To amend title 5, United States Code, to prohibit transactions involving certain financial instruments by Members of Congress and their spouses, and for other purposes.
Analysis under review: This bill has generated analysis that may be too generic or incomplete. Clause-level evidence remains available below.
Summary
What This Bill Does
The bill requires prohibiting transactions and ownership of certain financial instruments by Members of Congress and their spouses Chapter 131 of title 5, United States Code, is amended by adding after subchapter III, defines definitions In this subchapter— the term covered financial instrument— means— any investment in— a security (as defined in section 3(a) of Securities Exchange Act of 1934 (15 U.S.C, and requires prohibition on certain transactions and holdings involving covered financial instruments Except as provided in subsection (b), a Member of Congress and the Member’s spouse may not, during the term of service. It relies on definition changes, compliance mandates, tax rate changes, and reporting requirements. The main policy areas are Financial Services and Finance.
Who Benefits and How
Financial services firms and customers affected by the bill could face lower compliance burdens and Public beneficiaries or protected communities affected by the clause could face reduced risk.

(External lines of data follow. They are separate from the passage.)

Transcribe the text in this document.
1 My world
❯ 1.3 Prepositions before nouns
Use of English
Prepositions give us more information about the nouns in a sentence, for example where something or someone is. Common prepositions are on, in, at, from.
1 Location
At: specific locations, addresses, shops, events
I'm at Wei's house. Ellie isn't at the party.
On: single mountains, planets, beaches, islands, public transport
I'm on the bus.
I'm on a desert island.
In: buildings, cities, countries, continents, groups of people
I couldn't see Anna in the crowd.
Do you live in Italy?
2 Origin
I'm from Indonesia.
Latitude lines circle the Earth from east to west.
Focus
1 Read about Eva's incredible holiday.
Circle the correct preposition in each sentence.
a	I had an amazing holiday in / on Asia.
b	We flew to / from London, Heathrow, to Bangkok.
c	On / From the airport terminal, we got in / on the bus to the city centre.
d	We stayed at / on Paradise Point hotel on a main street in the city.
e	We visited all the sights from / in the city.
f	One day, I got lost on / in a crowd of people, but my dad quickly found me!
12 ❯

Who Bears the Burden and How
Federal, state, or local agencies responsible for implementing the clause would take on compliance duties, Public beneficiaries or protected communities affected by the clause could face increased risk, and Financial services firms and customers affected by the bill would take on compliance duties.
Key Provisions
- Requires prohibiting transactions and ownership of certain financial instruments by Members of Congress and their spouses Chapter 131 of title 5, United States Code, is amended by adding after subchapter III...
- Defines definitions In this subchapter— the term covered financial instrument— means— any investment in— a security (as defined in section 3(a) of Securities Exchange Act of 1934 (15 U.S.C.
- Requires prohibition on certain transactions and holdings involving covered financial instruments Except as provided in subsection (b), a Member of Congress and the Member’s spouse may not, during the term of service...
- Requires supervising ethics office certification of compliance and audit.
Evidence Chain:
This summary is generated from the full bill text using AI analysis. Expand "Detailed Analysis" below for identified beneficiaries/burden bearers with clause-level evidence links.
At a Glance
What This Bill Does
The bill requires prohibiting transactions and ownership of certain financial instruments by Members of Congress and their spouses Chapter 131 of title 5, United States Code, is amended by adding after subchapter III, defines definitions In this subchapter— the term covered financial instrument— means— any investment in— a security (as defined in section 3(a) of Securities Exchange Act of 1934 (15 U.S.C, and requires prohibition on certain transactions and holdings involving covered financial instruments Except as provided in subsection (b), a Member of Congress and the Member’s spouse may not, during the term of service.
Key Policy Areas
Financial Services, Finance
Primary Purpose
The bill requires prohibiting transactions and ownership of certain financial instruments by Members of Congress and their spouses Chapter 131 of title 5, United States Code, is amended by adding after subchapter III, defines definitions In this subchapter— the term covered financial instrument— means— any investment in— a security (as defined in section 3(a) of Securities Exchange Act of 1934 (15 U.S.C, and requires prohibition on certain transactions and holdings involving covered financial instruments Except as provided in subsection (b), a Member of Congress and the Member’s spouse may not, during the term of service.
Policy Domains
Whole bill
Identified Gains
- Financial services firms and customers affected by the bill
- Public beneficiaries or protected communities affected by the clause
Identified Costs
- Federal, state, or local agencies responsible for implementing the clause
- Public beneficiaries or protected communities affected by the clause
- Financial services firms and customers affected by the bill
Sponsors
Zachary Nunn
R-IA | Primary Sponsor
Legislative Progress
IntroducedMr. Nunn of Iowa (for himself and Mr. Stanton) introduced …
Impact analysis is available but no clear stakeholder effects identified. View clause-level analysis →
Bill Structure & Actor Mappings
Who is "The Secretary" in each section?